CASES FROM THE MEDICAL JOURNALS.
The Lancet, 1870, vol. i., p. 1044, in its Paris correspondence says:—
“The following curious case is related as having occurred at Dunkirk, on April 14, and as ‘showing the utility of catalepsy.’ A young girl of seventeen years was seized with a violent attack of epilepsy, and fell, on the above date, into a canal. A boatman immediately jumped into the water to save her, and brought her to the shore after twenty minutes. The most singular circumstance connected with the accident is that, when the young girl was taken out of the water, she presented all the symptoms of catalepsy. Notwithstanding this long immersion, she was resuscitated, and nothing afterwards transpired to cause any anxiety.”
Mr. James Braid, M.R.C.S., in the Medical Times, 1850, vol. xxi., p. 402, narrates a case of a cataleptic woman in the Manchester Royal Infirmary under the care of Dr. John Mitchell, and writes:—
“Every variety of contrivance and torture was resorted to by various parties who saw her, for the purpose of testing the degree of her insensibility, and for determining whether she might not be an impostor, but without eliciting the slightest indication of activity of any of the senses; ... nevertheless she heard and understood all that was said and proposed to be done, and suffered the most exquisite torture from various tests applied to her!! A fact so important as this ought to be published in every journal throughout the civilised world; so that in future professional men might be thereby led to exercise greater discretion and mercy in their modes of applying tests to such patients.”

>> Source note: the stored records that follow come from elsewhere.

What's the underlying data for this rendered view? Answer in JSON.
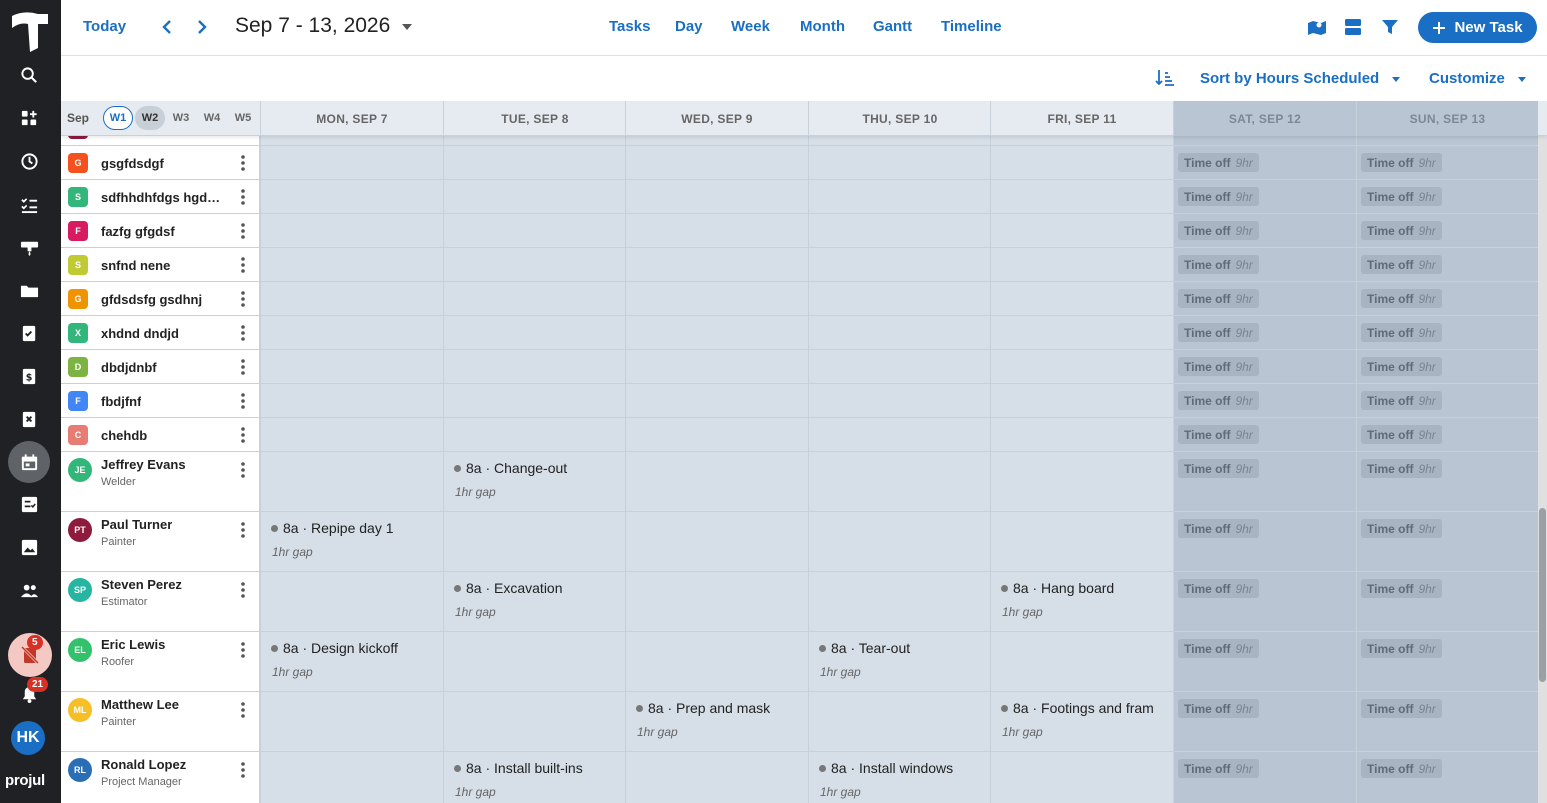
{
  "rail": {
    "notif_badge": "5",
    "bell_badge": "21",
    "avatar": "HK",
    "brand": "projul"
  },
  "toolbar": {
    "today": "Today",
    "range": "Sep 7 - 13, 2026",
    "views": [
      "Tasks",
      "Day",
      "Week",
      "Month",
      "Gantt",
      "Timeline"
    ],
    "new_task": "New Task"
  },
  "subbar": {
    "sort": "Sort by Hours Scheduled",
    "customize": "Customize"
  },
  "header": {
    "month": "Sep",
    "weeks": [
      "W1",
      "W2",
      "W3",
      "W4",
      "W5"
    ],
    "days": [
      "MON, SEP 7",
      "TUE, SEP 8",
      "WED, SEP 9",
      "THU, SEP 10",
      "FRI, SEP 11",
      "SAT, SEP 12",
      "SUN, SEP 13"
    ]
  },
  "time_off": {
    "label": "Time off",
    "hours": "9hr"
  },
  "gap_label": "1hr gap",
  "rows": [
    {
      "initial": "G",
      "name": "gsgfdsdgf",
      "color": "#f4511e"
    },
    {
      "initial": "S",
      "name": "sdfhhdhfdgs hgdhfd",
      "color": "#33b679"
    },
    {
      "initial": "F",
      "name": "fazfg gfgdsf",
      "color": "#d81b60"
    },
    {
      "initial": "S",
      "name": "snfnd nene",
      "color": "#c0ca33"
    },
    {
      "initial": "G",
      "name": "gfdsdsfg gsdhnj",
      "color": "#f09300"
    },
    {
      "initial": "X",
      "name": "xhdnd dndjd",
      "color": "#33b679"
    },
    {
      "initial": "D",
      "name": "dbdjdnbf",
      "color": "#7cb342"
    },
    {
      "initial": "F",
      "name": "fbdjfnf",
      "color": "#4285f4"
    },
    {
      "initial": "C",
      "name": "chehdb",
      "color": "#e67c73"
    }
  ],
  "people": [
    {
      "initials": "JE",
      "name": "Jeffrey Evans",
      "role": "Welder",
      "color": "#33b679",
      "tasks": [
        {
          "day": 1,
          "label": "8a · Change-out"
        }
      ]
    },
    {
      "initials": "PT",
      "name": "Paul Turner",
      "role": "Painter",
      "color": "#8e1a3c",
      "tasks": [
        {
          "day": 0,
          "label": "8a · Repipe day 1"
        }
      ]
    },
    {
      "initials": "SP",
      "name": "Steven Perez",
      "role": "Estimator",
      "color": "#26b5a0",
      "tasks": [
        {
          "day": 1,
          "label": "8a · Excavation"
        },
        {
          "day": 4,
          "label": "8a · Hang board"
        }
      ]
    },
    {
      "initials": "EL",
      "name": "Eric Lewis",
      "role": "Roofer",
      "color": "#33c26b",
      "tasks": [
        {
          "day": 0,
          "label": "8a · Design kickoff"
        },
        {
          "day": 3,
          "label": "8a · Tear-out"
        }
      ]
    },
    {
      "initials": "ML",
      "name": "Matthew Lee",
      "role": "Painter",
      "color": "#f6bf26",
      "tasks": [
        {
          "day": 2,
          "label": "8a · Prep and mask"
        },
        {
          "day": 4,
          "label": "8a · Footings and fram"
        }
      ]
    },
    {
      "initials": "RL",
      "name": "Ronald Lopez",
      "role": "Project Manager",
      "color": "#2a6fb5",
      "tasks": [
        {
          "day": 1,
          "label": "8a · Install built-ins"
        },
        {
          "day": 3,
          "label": "8a · Install windows"
        }
      ]
    }
  ]
}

The Somerset County Herald (Taunton) of October 12 1895, has the following:—
“EXTRAORDINARY CASE OF TRANCE NEAR WEYMOUTH.
“The wedding nuptials of a sailor from H.M.S. Alexandra and a young woman residing at Broadwey, who were recently married, have been interrupted in a most unusual manner by the newly-made bride falling into a trance. On the day following the wedding Mr. and Mrs. Mortimer, for such is the name of the newly-espoused pair, went for a drive, and on returning in the evening the bride, remarking that she did not feel very well, went upstairs, and before long was in a sound sleep, which continued throughout the night and far into the following day. The relatives of the bride, remembering symptoms which she had previously developed, then sent for Dr. Pridham, who at once pronounced that the unfortunate young woman had fallen into a trance. Dr. Colmer, of Weymouth, was likewise called; but nothing that these two medical gentlemen could do had the slightest effect in arousing their patient from the state of lethargy into which she had so suddenly and unexpectedly relapsed. In this condition she remained for a space of five days, when she gradually showed signs of returning animation, and in the course of a few hours regained consciousness, though she was then in a very exhausted condition. After her awakening the young woman developed inflammation of the legs, which was regarded as a very serious condition for her to be in. In an interview on Saturday, Dr. Pridham described the trance as being exceedingly death-like in character, and added that, in such trances as the one in question, in the past people have no doubt been actually buried.”
A report of this case appears in the St. James’s Gazette.